Mete babasının duymuyacağı bi sesle yanında yürüyen kıza doğru eğilip gülümseyerek "düşmeden inebilmene sevindim" dedi. Dedi ama, eğildiğinde kızdan gelen güzel koku burun deliklerinden ciğerlerine dolarken gülüşü yüzünde donup kaldı. Daha önce hiç bi parfüm kokusu Mete'nin böyle hoşuna gitmemişti. Sanki ıhlamur çiçeği gibi kokuyordu... Züleyha'nın kokusunun parfümle felan alakası olmadığını anlaması için ise daha zaman vardı...
Züleyha ise Mete'nin yüzüne doğru eğilmesiyle bütün algılarının kapandığını, söylediği sözleri duymayıp, gülüşünün güzelliğine kitlenmesinden anladı.
...
Aralarındaki akımı Ali İhsan bey önlerinde olduğu için görememişti ama gören ve bundan hiç hoşlanmayan iki kişi vardı bile... Fatma ve Memet hastaneye gelirken kesinlikle böyle bir manzara görmeyi beklemiyorlardı. Memet Züleyhayı bir adamın bu kadar yakınında ve samimi gördüğünde ellerinin iki yanında yumruk olmasına ve gözünün seyirmesine engel olamadı. Annesi " kim bu adam? anlaşılan elimizi çabuk tutmamızın zamanı gelip geçiyor.
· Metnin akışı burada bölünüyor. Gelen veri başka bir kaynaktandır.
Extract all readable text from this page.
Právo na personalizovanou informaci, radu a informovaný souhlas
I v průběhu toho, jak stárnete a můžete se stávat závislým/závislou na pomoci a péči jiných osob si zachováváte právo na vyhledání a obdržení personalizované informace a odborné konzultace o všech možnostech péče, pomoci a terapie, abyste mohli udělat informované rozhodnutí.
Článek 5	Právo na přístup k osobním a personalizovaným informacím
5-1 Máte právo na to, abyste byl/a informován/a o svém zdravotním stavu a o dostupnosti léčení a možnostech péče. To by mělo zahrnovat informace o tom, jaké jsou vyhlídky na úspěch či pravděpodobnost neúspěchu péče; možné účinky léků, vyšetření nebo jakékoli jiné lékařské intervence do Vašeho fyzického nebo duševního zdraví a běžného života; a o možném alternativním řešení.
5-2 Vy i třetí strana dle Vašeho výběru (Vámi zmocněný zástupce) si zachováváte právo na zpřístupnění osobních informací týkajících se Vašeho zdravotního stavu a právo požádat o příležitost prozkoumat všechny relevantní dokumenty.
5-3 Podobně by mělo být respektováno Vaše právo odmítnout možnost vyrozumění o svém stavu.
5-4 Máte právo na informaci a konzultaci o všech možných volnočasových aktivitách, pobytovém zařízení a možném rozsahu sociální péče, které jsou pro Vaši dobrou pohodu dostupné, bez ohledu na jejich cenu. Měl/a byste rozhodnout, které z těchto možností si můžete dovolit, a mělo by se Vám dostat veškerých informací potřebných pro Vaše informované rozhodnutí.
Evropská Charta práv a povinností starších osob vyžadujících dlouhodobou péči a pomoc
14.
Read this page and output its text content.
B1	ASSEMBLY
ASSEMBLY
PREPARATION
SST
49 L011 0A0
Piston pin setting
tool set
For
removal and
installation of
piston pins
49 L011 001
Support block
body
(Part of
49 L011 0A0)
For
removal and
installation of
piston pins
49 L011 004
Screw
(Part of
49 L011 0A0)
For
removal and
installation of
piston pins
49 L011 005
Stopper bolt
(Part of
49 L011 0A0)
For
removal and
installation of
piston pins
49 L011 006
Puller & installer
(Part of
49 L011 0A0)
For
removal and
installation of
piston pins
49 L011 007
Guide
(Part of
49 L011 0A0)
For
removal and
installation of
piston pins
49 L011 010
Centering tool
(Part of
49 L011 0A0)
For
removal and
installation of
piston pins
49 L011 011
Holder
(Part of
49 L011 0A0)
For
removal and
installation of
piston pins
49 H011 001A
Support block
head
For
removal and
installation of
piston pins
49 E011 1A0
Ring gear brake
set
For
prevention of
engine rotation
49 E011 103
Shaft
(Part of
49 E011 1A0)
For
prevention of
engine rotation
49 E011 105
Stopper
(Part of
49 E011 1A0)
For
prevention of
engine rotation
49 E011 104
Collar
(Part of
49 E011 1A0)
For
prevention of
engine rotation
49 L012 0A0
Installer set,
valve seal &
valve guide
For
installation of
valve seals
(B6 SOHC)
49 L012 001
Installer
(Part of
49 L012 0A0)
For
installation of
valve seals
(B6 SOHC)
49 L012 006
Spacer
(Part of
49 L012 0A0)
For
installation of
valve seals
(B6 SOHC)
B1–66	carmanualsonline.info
Yürü hemen şunun yanına gidelim. Nineme bakıyorum diye elin adamlarıyla hastane bahçelerinde fingirdemekte neyin nesiymiş" diyene kadar Memet "hiç bir şey deme, sadece benimle köye gelmesini sağla. Ben ona soracağım bunun hesabını" dedi. Yanlarına gitmeyip nasıl olsa dönüp dolaşıp gelecek diyerek odaya doğru yürüdüler.
Bahçedeki kafeteryanın masalarından birine Ali İhsan bey'in tam karşısına oturdu, Mete'de çarprazında oturuyordu. Ali İhsan bey söze girdi " kızım sende benim bir evladımsın bundan sonra. Seni ve teyzemi evime götürmek istiyorum, tedavisine de orada devam edilir orda imkanlar daha fazla. Sende okuluna rahat rahat gidersin. Şimdi sen bu adamda nereden çıktı? bu zamana kadar neredeydi? diye düşünebilirsin ama bana güven kızım. Ben bu zamana kadar babanın emanetine sahip çıkamadım affet... mahçubum sana ve teyzeme karşı. Kendi hayat telaşlarıma daldım bu saatten sonra hep arkanda yanında olmak istiyorum. Lütfen bunu yapmama izin ver."
Teşekkür ederim fakat sizinle gelemeyiz. zaten ninemin de bu yolculuğu kaldırabileceğini ve gitmek isteyeceğini düşünmüyorum. Belli ki konuyu biliyor sunuz. Ninem sizden yardım istemiş sanırım.Emmim babamın bahçelerine sahip olmak için Memet abiyle evlenmemi istiyor. Benim böyle bir şeye rızam yok. Bu sene nasipse okuluma başlıyacağım. Bende sizin gibi babamın emanetine sahip çıkmak istiyorum fakat özgürlüğüme bir bedel olacaksa şayet, bahçeleri emmime verecek ve ninemle kendime yeni bir hayat kurucağım."
Mete kızın ve babasının konuşmalarını bölmeden dinledi. Bu yaşta bu kadar olgun ve mücadeleci olmasına hem sevindi hemde kendine hak görmediği halde Züleyha ile gurur duydu.